Answer 27 · 2015-01-17T18:25:06.000Z

thats way more than i ever thought this library would be used for. guessing the bottleneck is the queuing but ill have to dig into it to try and figure out what changes when you get into big volumes of files.

EDIT: it does seem archiver does the job but doesn't fully finalize / close and ends up memory leaking or similar.

Answer 28 · 2015-01-17T22:56:49.000Z

been testing some things, it would appear that finalize does get ran, things just never close.

EDIT: this also appears to only effect zip, tar goes through fine. im wondering if it has to do with ZIP64 kicking in.

EDIT2: so the process gets through to the point of ending the zip-stream. it would seem like the stream is backing up.

Answer 29 · 2015-01-18T02:53:36.000Z

@silverwind can you confirm if running your tests back to back change the results? im noticing on windows that it seems like drive buffer or something is speeding it up ~5000 test to 14s but some times its jumps to a minute.

Answer 30 · 2015-01-18T05:40:46.000Z

@ctalkington I get pretty consistent results on OS X:

yazl took 8516 ms
archiver took 10437 ms

yazl took 8530 ms
archiver took 10592 ms

yazl took 8717 ms
archiver took 10482 ms

yazl took 8819 ms
archiver took 10442 ms

yazl took 8549 ms
archiver took 10563 ms

Probably Windows prefetch or something.

Answer 31 · 2015-01-18T07:24:36.000Z

I use this module in the github-contributions project.
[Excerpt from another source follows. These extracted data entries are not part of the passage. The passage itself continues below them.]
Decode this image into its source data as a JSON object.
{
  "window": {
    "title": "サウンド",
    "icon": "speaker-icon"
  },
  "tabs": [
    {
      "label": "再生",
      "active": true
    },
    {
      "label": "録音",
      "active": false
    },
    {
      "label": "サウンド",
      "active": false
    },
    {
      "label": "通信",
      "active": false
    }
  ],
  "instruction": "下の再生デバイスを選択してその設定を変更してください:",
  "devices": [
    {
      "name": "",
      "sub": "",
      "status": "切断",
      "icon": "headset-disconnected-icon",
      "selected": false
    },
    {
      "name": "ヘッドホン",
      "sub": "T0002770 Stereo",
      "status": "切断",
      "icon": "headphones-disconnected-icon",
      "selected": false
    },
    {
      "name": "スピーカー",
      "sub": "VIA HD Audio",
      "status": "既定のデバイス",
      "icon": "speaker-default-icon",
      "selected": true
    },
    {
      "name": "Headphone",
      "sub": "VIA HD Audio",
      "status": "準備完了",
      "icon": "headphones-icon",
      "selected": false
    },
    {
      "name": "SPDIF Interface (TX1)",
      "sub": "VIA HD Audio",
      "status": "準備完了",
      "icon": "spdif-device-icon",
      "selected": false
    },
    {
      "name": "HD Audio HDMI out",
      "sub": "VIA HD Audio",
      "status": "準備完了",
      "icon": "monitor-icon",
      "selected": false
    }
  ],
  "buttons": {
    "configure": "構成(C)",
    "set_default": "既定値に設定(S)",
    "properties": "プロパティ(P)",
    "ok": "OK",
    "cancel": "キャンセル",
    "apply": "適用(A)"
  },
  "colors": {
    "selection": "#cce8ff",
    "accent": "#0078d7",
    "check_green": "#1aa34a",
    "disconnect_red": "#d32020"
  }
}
If you like to test, checkout the 1.0.0 branch before.

Answer 32 · 2015-01-22T14:27:52.000Z

@ctalkington Supposing I want to fix this issue, where should I start? Where the things are getting fishy?

Answer 33 · 2015-01-23T03:35:43.000Z

@IonicaBizau ive been looking at it. it seems related to the streaming getting backed up. i have noticed the new directory function to be a bit more reliable.

maybe if you wanted to test that on your samples.

Answer 34 · 2015-01-23T05:52:49.000Z

Is the fix pushed in the repository, or how can I test?

Answer 35 · 2015-01-23T05:54:37.000Z

0.14.0 has the new directory helper, albeit in the most basic of form.

if you want to throw your massive payload at it, then itd be good to know if it gets through it or hangs like before.

Answer 36 · 2015-01-23T05:55:50.000Z

Wow, testing it! Thanks!

Answer 37 · 2015-01-23T06:05:50.000Z

also, lets move this to #114 as its a little different of an issue.

Answer 38 · 2015-02-15T01:56:09.000Z

closing it out as its been a mix of issues. feel free to compare your results with the latest release and open a new issue if you still see such a slow down.